Кукольник отправился воевать последним, но не с пустыми руками. Купеческий садовник иные кусты подвязал к кольям. Такой-то кол и высмотрел этот пожилой, да шустрый мужик, с ним и поспешил на выручку товарищам. Сверток со скоморошьими пожитками он бросил одной из девок, та подхватила и сунула себе под мышку.
Приказчик, слыша из-за забора шум яростной возни, махнул рукой и помчался назад – к хозяину, чтобы его, Боже упаси, служилые люди не приметили как участника бегства.
Данилка остался у забора с девками.
Он глядел на них в растерянности и отчаянии. Ну, куда этих дур девать?… Через забор в самое побоище? Или пусть ждут, пока их тут приставы со стрельцами отыщут?
– Данилушка! – вдруг позвала его одна из девок, та, что убегала с ним рядом. – А ведь ты не признал меня, Данилушка! Федосьица я!
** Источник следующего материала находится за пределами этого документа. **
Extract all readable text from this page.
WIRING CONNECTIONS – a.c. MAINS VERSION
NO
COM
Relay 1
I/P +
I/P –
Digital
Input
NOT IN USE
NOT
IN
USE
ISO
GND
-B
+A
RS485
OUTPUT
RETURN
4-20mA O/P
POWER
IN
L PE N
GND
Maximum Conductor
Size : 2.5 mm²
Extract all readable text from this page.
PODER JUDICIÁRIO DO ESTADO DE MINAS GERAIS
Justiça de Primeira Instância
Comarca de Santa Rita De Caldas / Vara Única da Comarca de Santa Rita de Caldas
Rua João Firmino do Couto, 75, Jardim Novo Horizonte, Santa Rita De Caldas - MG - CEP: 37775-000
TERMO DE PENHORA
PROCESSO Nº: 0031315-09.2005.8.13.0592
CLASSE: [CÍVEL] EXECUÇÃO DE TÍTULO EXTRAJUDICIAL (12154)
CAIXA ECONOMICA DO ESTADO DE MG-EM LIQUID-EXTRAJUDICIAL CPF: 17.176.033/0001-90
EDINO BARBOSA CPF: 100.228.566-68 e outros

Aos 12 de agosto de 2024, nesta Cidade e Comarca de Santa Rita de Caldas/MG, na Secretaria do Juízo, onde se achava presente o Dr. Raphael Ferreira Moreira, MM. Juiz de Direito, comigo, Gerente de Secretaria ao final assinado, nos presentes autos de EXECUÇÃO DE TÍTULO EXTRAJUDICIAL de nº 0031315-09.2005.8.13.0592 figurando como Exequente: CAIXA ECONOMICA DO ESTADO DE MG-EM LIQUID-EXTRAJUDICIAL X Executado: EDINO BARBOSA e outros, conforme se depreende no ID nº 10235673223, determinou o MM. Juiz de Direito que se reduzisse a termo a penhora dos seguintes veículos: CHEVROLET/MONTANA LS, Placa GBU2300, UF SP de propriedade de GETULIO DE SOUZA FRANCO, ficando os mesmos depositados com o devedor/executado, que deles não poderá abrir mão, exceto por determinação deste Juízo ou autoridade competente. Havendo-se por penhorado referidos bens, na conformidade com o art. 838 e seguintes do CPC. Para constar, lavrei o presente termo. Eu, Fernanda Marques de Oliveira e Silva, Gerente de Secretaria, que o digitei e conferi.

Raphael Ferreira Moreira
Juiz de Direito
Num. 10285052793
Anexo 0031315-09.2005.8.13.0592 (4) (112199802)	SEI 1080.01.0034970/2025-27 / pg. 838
Данилка уставился на нее, как на нечистую силу.
Почитай что полгода прошло с той разлюбезной ночки, когда его заманили на тайные крестины и, не спросясь, сделали крестным отцом младенца Феденьки. Теперь же мать этого Феденьки, и точно что неузнаваемая под свекольным румянцем во всю щеку, смотрела на Данилку и, несмотря на опасность, улыбалась!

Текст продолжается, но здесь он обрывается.